Roommates, Forever 21 might be next in line to file for bankruptcy, according to reports. Apparently, the retailer’s efforts to crawl out of debt have turned out to be unsuccessful, and bankruptcy might be its last resort.
According to CNBC, Forever 21 has been exploring various options to increase revenue, while struggling with its business. Those efforts, though, have led to nothing but brick walls, making bankruptcy even more of a reality. A bankruptcy filing could potentially get rid of stores that are not making money, and restructure the business to increase cash flow.
For years, retailers like Forever 21 have struggled, and even been forced to go out of business. Stores predominantly located in shopping malls, like Charlotte Russe, fall subject to the decrease in traffic that malls are seeing.
“As sales decline, the companies are still weighed down by large, expensive store uses even as the retailers need to invest in technology to fend off competition from new brands born online.”\
The news of the filing may come as a surprise to consumers, as Forever 21 dominates many other retailers when it comes to their real estate.
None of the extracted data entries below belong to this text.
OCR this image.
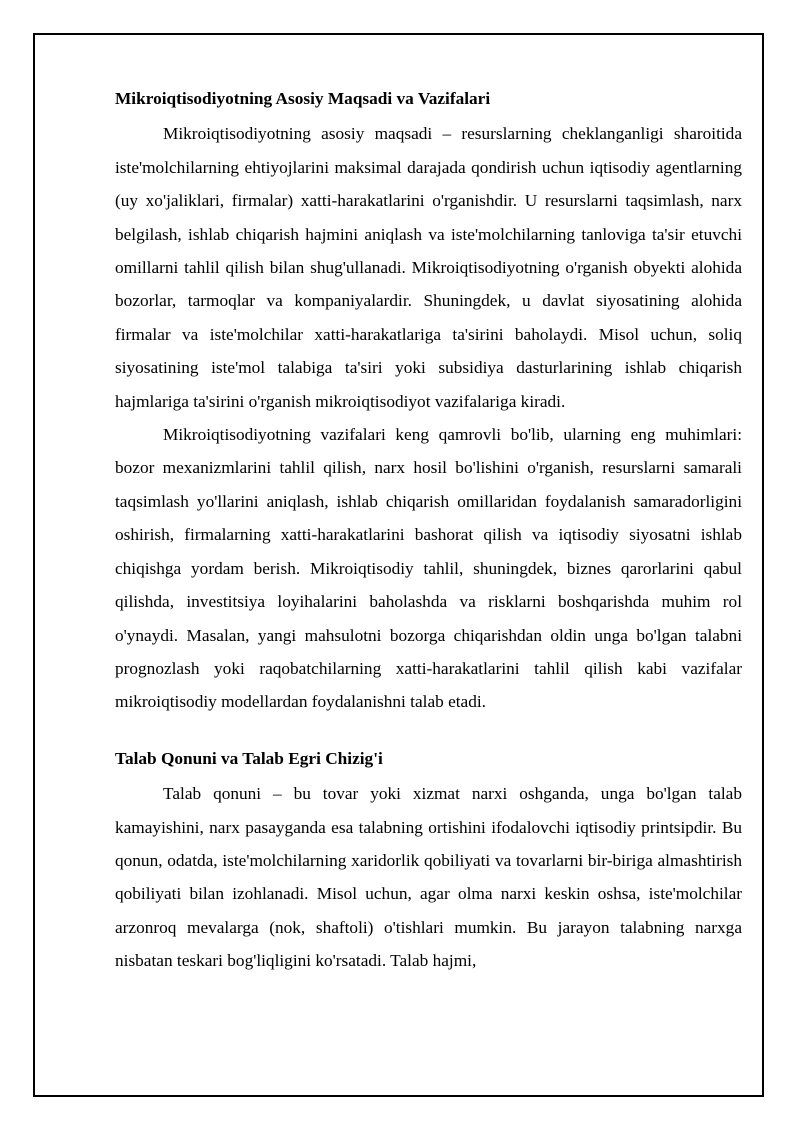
Mikroiqtisodiyotning Asosiy Maqsadi va Vazifalari

Mikroiqtisodiyotning asosiy maqsadi – resurslarning cheklanganligi sharoitida iste'molchilarning ehtiyojlarini maksimal darajada qondirish uchun iqtisodiy agentlarning (uy xo'jaliklari, firmalar) xatti-harakatlarini o'rganishdir. U resurslarni taqsimlash, narx belgilash, ishlab chiqarish hajmini aniqlash va iste'molchilarning tanloviga ta'sir etuvchi omillarni tahlil qilish bilan shug'ullanadi. Mikroiqtisodiyotning o'rganish obyekti alohida bozorlar, tarmoqlar va kompaniyalardir. Shuningdek, u davlat siyosatining alohida firmalar va iste'molchilar xatti-harakatlariga ta'sirini baholaydi. Misol uchun, soliq siyosatining iste'mol talabiga ta'siri yoki subsidiya dasturlarining ishlab chiqarish hajmlariga ta'sirini o'rganish mikroiqtisodiyot vazifalariga kiradi.

Mikroiqtisodiyotning vazifalari keng qamrovli bo'lib, ularning eng muhimlari: bozor mexanizmlarini tahlil qilish, narx hosil bo'lishini o'rganish, resurslarni samarali taqsimlash yo'llarini aniqlash, ishlab chiqarish omillaridan foydalanish samaradorligini oshirish, firmalarning xatti-harakatlarini bashorat qilish va iqtisodiy siyosatni ishlab chiqishga yordam berish. Mikroiqtisodiy tahlil, shuningdek, biznes qarorlarini qabul qilishda, investitsiya loyihalarini baholashda va risklarni boshqarishda muhim rol o'ynaydi. Masalan, yangi mahsulotni bozorga chiqarishdan oldin unga bo'lgan talabni prognozlash yoki raqobatchilarning xatti-harakatlarini tahlil qilish kabi vazifalar mikroiqtisodiy modellardan foydalanishni talab etadi.

Talab Qonuni va Talab Egri Chizig'i

Talab qonuni – bu tovar yoki xizmat narxi oshganda, unga bo'lgan talab kamayishini, narx pasayganda esa talabning ortishini ifodalovchi iqtisodiy printsipdir. Bu qonun, odatda, iste'molchilarning xaridorlik qobiliyati va tovarlarni bir-biriga almashtirish qobiliyati bilan izohlanadi. Misol uchun, agar olma narxi keskin oshsa, iste'molchilar arzonroq mevalarga (nok, shaftoli) o'tishlari mumkin. Bu jarayon talabning narxga nisbatan teskari bog'liqligini ko'rsatadi. Talab hajmi,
The retailer has more than 815 stores globally, and online sales are not doing too bad.
If a the company goes through with the process, Forever 21 would likely be reinventing the brand with a decrease in the number of physical stores the company has.
Forever 21 is one of many retailers renting from Simon Property Group, which has bailed out many of its retailer partners from previous bankruptcy cases. In fact, Forever 21 is the seventh-largest tenant with Simon, bringing in a significant amount of rent to the landlord. F21 has 99 stores across Simon’ portfolio.
Simon previously helped buy Aeropostale out of bankruptcy court about three years back, and may find themselves pulling strings all over again for F21.